The second quarter is typically peak selling season for Harley-Davidson Inc. as warmer weather in North America, the motorcycle maker's No. 1 market, lures riders back into dealer showrooms.
But there is mounting evidence Harley's retail sales came in on the light side in the three months ended June 30, raising the possibility it will have disappointing news for shareholders when it reports results next week.
The issue already appears to be weighing on Harley's shares. While the S&P 500 is up nearly 7 percent year-to-date, the stock is down 4.6 percent. Much of the sell-off occurred in the past month as dealer surveys by Wall Street analysts have found that retail sales were "not quite as robust as we had initially hoped," says William Blair & Co. analyst Sharon Zackfia.
Going into the quarter, analysts like Tim Conder at Well Fargo Securities had expected that pent-up demand after the long, bitter winter would grow Harley-Davidson's retail sales by double-digits.
Also expected to rev up rider interest this season: Harley-Davidson's introduction of the Street, its first entirely new motorcycle in more than a decade and its first Harley-badged foray into the lightweight market since the 1970s.

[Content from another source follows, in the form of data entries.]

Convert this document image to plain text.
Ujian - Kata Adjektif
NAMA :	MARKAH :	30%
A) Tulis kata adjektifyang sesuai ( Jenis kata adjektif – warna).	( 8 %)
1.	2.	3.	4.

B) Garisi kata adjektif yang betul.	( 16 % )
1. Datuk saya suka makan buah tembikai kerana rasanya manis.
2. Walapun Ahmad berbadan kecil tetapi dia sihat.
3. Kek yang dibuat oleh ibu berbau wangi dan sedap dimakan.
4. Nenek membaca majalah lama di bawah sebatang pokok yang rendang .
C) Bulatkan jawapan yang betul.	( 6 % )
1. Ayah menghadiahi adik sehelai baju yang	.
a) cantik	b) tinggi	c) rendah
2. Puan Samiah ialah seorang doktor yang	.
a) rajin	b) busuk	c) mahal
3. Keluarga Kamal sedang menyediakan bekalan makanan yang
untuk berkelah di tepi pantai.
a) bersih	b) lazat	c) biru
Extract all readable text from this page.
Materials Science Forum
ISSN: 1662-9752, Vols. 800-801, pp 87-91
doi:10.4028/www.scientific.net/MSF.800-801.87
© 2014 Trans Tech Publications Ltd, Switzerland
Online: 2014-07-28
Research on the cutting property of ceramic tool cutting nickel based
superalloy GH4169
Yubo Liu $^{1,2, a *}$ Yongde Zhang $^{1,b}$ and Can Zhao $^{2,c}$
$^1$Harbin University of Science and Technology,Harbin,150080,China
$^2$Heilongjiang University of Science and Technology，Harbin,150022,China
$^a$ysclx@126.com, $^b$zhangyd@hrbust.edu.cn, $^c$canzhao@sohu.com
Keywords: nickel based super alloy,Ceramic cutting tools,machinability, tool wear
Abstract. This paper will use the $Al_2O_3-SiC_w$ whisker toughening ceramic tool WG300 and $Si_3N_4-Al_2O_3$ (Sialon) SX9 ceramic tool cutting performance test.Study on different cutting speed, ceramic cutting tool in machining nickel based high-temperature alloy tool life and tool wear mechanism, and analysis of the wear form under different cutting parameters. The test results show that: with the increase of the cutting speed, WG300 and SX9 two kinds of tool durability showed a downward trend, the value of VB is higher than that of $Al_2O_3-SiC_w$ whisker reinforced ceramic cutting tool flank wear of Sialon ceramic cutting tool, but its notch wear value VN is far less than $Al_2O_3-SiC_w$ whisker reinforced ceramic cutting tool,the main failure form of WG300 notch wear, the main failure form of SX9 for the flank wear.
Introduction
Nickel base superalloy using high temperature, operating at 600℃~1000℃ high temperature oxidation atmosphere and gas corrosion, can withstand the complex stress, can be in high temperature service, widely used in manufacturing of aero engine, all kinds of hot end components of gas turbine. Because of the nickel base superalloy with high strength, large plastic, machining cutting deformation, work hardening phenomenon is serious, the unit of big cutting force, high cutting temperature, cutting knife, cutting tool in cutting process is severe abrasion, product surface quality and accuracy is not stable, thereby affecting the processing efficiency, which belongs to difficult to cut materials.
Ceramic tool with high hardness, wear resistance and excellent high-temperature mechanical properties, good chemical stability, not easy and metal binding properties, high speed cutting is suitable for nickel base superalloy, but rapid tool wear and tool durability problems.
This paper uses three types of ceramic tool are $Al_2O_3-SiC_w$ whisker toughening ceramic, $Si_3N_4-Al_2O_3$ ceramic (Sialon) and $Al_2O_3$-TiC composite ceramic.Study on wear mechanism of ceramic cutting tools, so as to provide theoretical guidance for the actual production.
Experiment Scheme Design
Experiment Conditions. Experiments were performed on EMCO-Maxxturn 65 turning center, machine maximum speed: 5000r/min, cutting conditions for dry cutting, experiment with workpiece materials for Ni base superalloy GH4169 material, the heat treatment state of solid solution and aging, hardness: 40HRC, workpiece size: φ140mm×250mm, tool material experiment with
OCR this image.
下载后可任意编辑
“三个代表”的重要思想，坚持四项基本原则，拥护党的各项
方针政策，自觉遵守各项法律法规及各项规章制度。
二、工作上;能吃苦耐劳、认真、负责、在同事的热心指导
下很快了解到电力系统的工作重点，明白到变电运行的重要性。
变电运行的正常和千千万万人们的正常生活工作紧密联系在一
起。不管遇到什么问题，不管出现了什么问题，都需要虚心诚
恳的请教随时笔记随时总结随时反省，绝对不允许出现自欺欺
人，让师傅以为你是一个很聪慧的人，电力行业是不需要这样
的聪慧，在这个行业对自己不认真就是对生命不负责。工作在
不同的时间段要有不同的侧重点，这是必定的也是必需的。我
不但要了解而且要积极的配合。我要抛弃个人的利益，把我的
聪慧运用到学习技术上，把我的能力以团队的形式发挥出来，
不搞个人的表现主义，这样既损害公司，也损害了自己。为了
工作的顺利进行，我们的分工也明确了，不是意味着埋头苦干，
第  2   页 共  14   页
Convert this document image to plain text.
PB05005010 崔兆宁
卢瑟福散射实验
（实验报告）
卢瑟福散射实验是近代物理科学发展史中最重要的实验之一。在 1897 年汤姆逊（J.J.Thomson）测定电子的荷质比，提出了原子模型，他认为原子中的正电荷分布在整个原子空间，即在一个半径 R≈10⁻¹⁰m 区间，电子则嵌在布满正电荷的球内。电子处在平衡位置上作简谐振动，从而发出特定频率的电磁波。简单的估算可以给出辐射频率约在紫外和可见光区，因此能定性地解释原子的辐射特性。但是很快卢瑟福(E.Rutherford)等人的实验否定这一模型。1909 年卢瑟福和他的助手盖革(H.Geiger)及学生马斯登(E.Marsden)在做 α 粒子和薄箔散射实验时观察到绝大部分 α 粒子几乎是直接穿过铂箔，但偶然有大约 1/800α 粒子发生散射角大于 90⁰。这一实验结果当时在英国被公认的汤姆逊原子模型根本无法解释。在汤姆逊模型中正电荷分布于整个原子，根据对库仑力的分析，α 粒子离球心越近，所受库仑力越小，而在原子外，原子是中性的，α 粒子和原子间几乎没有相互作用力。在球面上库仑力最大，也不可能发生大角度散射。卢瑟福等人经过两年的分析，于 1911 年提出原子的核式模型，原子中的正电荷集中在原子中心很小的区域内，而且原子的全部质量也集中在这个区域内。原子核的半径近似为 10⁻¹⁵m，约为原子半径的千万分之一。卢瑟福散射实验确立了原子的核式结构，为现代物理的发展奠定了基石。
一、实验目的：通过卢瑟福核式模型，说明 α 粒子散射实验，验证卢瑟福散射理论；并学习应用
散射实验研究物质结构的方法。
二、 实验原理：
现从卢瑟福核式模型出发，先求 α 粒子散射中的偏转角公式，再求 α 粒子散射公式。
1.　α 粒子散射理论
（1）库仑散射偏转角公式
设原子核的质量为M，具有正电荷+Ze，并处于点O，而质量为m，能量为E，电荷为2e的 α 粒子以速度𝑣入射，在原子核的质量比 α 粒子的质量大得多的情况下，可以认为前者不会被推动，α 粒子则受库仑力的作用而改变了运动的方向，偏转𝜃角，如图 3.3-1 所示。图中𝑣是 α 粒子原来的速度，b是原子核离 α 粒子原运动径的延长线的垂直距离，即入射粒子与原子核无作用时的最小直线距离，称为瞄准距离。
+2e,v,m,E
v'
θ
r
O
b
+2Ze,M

But last week, after talking to dealers, Conder slashed his estimate for U.S. retail growth, from up 11 percent to up 6.3 percent.
Harley-Davidson was not the only motorcycle manufacturer to experience disappointing customer traffic during the quarter. Conder says rival Polaris Industries Inc. was "challenged" by the retail market in the second quarter, too.
But Harley-Davidson's woes may help explain its decision in mid-June to deliver with great fanfare, a handful of electric-powered demonstration bikes to select dealers, a move that seemed odd given its admission that it had no plan to manufacture or sell the bikes.
The PR blitz struck some as a gimmick designed to drive customers into showrooms and suggested the current lineup, Street included, was coming up short.
Robin Farley, an analyst at UBS Investment Research, says the skeptics were right. Her retail checks found few dealers received Streets to sell during the second quarter, despite a pledge they would arrive by then, because of what Harley-Davidson called unspecified "delivery issues."
"Most (Street) shipments for retail sales have been pushed back from the May timeframe dealers had originally expected," Farley said.
Harley-Davidson declined to comment on Farley's findings or talk about second-quarter sales or Street deliveries.
But spokesman Bob Klein says the electric bike tour was in the planning stages for months because the task of hand-fabricating the fleet of demo bikes was complex and time-consuming.
"Bottom line, we didn't introduce an electric Harley to drive traffic (into showrooms)," Klein says. "If there were a need to do so, there are lots of less complicated ways to achieve that."